Up To 21,000 City And State Employees Will Lose Freebies

Subway Riders Express Outrage At Impending Fare Hikes

NEW YORK (CBS) ― It's the death knell of a long-treasured perk. Faced with socking commuters with a double whammy of two more fare hikes, the Metropolitan Transportation Authority has decided to make thousands of city, state and county workers actually pay to cross its nine bridges and tunnels.

Free E-ZPasses cost the MTA some $14 million per year. But no more.
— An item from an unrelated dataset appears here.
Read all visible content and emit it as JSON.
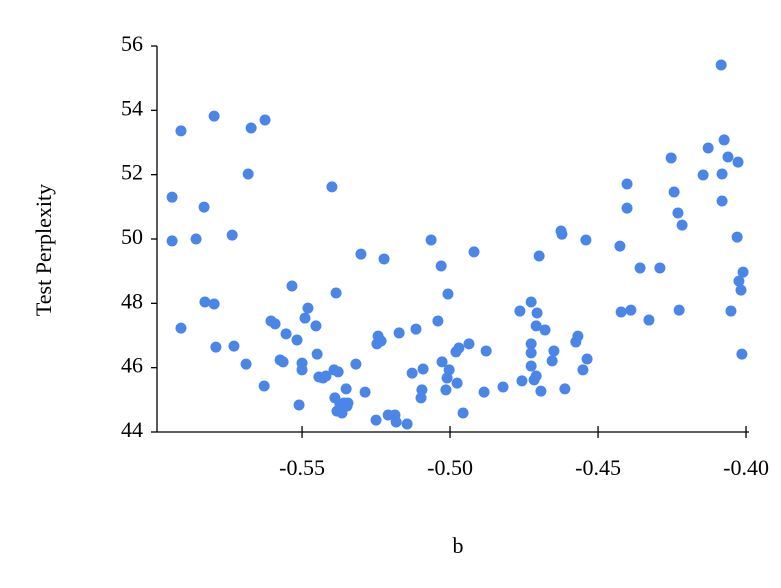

Faced with serious budget gaps, that's one gravy train that has finally ground to a halt.

"We are proposing to charge official city, state and county vehicles for bridge and tunnel crossings that currently travel at no cost," MTA Executive Director Eliot Sander said.

There are approximately 24,000 freebie tags issued by the MTA, and present and former bridge and tunnel workers will keep them. Those expected to be dropped from the gravy train include some 21,000 city and state employees.

This as MTA officials expressed regret that they have to hit commuters with two new fare hikes.

"I'm upset," Sander said.

Expect an 8 percent hike on July 1, 2009, and a 5 percent hike 18 months later on Jan. 1, 2011. MTA officials said later that the second fare hike could be pushed back several months.

But the MTA's need for so much money to offset rising fuel costs and a bad economy prompted calls for government officials to take another look at using congestion pricing – charging fees to enter the Midtown Manhattan business district – to avoid fare hikes.

"We continue to be in favor of congestion pricing," said Transport Workers Union president Roger Toussaint.

How do New Yorkers feel about the plan, a favorite of Mayor Michael Bloomberg that was soundly rejected this year by the State Legislature?

"People should stay where they are, stop coming into the city in droves," one woman said.

"If they want to show their commitment to the city, then everyone of those execs should take about $100,000 off their salary," added another.

"They're really, really squeezing the little guy," a man said. "You don't start from the bottom, you start from the top."

Congestion pricing will be revisited by a blue ribbon commission appointed by Gov. David Paterson to come up with a funding source for the MTA.

The big question is whether the MTA's huge financial needs are enough to change lawmakers' minds.